In Nasty Baby, Silva and Kristen Wiig take aim at a fat target: gay modern-family dramedies, those well-meaning, self-congratulatory films that haven't actually felt modern in a decade. These parlor flicks about good people reconfiguring the nuclear family share the same tics: saintly protagonists, meanie bigots, and living rooms poached from Crate and Barrel. Watching them, you might wonder if the directors think that they can woo sheltered, conservative moms with aspirational decor. (Hey, that formula worked for Bravo.) Of course, sheltered conservative moms rarely see these movies. Like a Michael Moore doc, these sermonize to believers, only without the fire or wit that would actually make them fun.
Nasty Baby feigns that it fits that banal mold. Wiig plays Polly, a Brooklyn spinster desperate to bear her gay best friend's baby. (“Spinster” is a loaded word, but Silva and Wiig make Polly so asexual that she never even glances at a passing hunk. Heterosexual mating is as unthinkably impossible for her as suddenly deciding to build her own rocket to the moon.) The pal, Freddy (Silva, in his first major role), is a performance artist in a long-term relationship with Mo (Tunde Adebimpe), an introverted furniture designer. Yes, their apartment is fabulous. Freddy is thrilled to donate sperm. He's as broody as a hen and mature enough, mostly, to grasp the consequences. But Silva makes him a touch fatuous. Diapers don't occur to Freddy. He's half in it just to make an art project about passing on his DNA.
After six months of awkward dinner parties at which Freddy decamps to a bathroom while Polly impatiently ovulates, the would-be dad is stricken to learn that his sperm count is too low to conceive. He and Polly turn their gaze to third wheel Mo, who's much less enthused to fill up a baster. All this setup suggests a virtuous dramedy, with Mo weighing the risks of a yea or nay. Here's what would concern us in most movies: If Mo and Freddy split up, he'd still be bound to Polly for life. But does he want to die alone, like the busybody gay widower (Mark Margolis, great) on their block, who underscores his purpose as an example by chirping, “I'm the ghost of Christmas past”?
These questions are important but turgid — the stuff of ethics classes, not people. Silva ignores them and centers his film on his characters' flaws: Polly's ruthless pressure, Freddy's condescending eye-roll when Mo's erection wilts from anxiety. The best friends team up and treat Mo like a stud bull. “I want it!” Polly whines, thrusting her ass in Mo's face. When Mo's family — the would-be grandparents and uncles — raise their concerns, Polly is as aghast as if they'd donated to Rick Santorum. Meanwhile, Freddy continues shooting his latest gallery submission, a snippet in which he sobs like an infant. It, too, is called Nasty Baby, both the film and the film within the film italicizing his immaturity.

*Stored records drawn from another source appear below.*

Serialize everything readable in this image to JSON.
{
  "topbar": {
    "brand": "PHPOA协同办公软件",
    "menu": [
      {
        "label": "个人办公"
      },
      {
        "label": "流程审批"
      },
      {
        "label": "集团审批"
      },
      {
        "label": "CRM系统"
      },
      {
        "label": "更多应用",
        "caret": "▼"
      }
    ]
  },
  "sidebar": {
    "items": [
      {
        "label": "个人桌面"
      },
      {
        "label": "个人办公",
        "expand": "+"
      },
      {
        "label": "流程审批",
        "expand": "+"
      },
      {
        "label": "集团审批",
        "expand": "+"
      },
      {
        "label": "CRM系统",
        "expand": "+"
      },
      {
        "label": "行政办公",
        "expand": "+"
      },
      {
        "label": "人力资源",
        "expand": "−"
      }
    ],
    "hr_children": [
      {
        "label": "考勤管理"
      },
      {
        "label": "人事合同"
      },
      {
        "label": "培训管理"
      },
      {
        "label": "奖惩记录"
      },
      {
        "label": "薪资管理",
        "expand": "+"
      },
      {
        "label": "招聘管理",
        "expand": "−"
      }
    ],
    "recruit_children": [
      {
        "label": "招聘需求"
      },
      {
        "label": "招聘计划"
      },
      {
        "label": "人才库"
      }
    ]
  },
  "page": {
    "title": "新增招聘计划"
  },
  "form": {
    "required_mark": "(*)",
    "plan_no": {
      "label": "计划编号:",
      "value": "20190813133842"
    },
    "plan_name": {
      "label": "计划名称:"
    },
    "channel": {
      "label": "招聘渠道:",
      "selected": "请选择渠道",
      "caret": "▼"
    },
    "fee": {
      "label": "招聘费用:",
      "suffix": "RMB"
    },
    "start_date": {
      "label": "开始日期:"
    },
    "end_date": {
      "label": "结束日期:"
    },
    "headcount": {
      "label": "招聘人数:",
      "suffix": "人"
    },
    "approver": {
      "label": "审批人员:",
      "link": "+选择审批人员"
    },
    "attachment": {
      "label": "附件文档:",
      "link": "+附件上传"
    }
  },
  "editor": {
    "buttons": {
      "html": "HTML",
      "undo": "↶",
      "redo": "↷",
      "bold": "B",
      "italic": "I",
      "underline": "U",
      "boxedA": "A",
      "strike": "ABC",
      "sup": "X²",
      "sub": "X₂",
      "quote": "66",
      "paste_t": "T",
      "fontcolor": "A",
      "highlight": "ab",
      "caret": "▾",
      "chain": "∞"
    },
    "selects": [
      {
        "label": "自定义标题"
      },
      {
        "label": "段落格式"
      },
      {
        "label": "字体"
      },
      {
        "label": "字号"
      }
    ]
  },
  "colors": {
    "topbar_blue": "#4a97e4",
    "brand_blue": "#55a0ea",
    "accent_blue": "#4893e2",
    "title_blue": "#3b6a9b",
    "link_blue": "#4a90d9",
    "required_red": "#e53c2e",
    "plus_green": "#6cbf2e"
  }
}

The performances are marvelous. Silva's Freddy is delightfully maddening; Adebimpe's Mo moves like a barge floating above the storm. As for Wiig, the off-kilter comedian has been leaning toward drama for years, which is as big a waste of her talents as asking an opera singer to rap. In serious roles, she keeps her lips tense and her voice clipped like she mistakes shrinking herself for sincerity. But who wants her to take up less space? We want her big and loud, and here she finally splits the difference between SNL caricature and square, creating a woman who's desperate, obnoxious, loving and complex — i.e., that rarest of movie creatures, a real girl.
Watching the three ping-pong off one another's moods is fun. Yet I waited impatiently for Silva to build the tension into something substantial, preemptively annoyed at the moral I was expecting. My mistake. Life isn't made of important decisions settled calmly over cappuccinos. We evolve haphazardly, tiny fluctuations in temperament triggering abrupt changes — one too many glasses of whiskey, one unforgivable insult, one forgotten condom. Like Darwin's dodos, maybe we'll survive our mistakes, or maybe we won't.
Silva subverts the setup of his own script to get to these shaggier, messier truths about human choices, and if the film itself is as sloppy as life, so be it. At the end of the film, we've exchanged a life for a life. The audience spots the symbolism. The characters don't. Nasty Baby isn't satisfying — but on Silva's terms, it makes sense.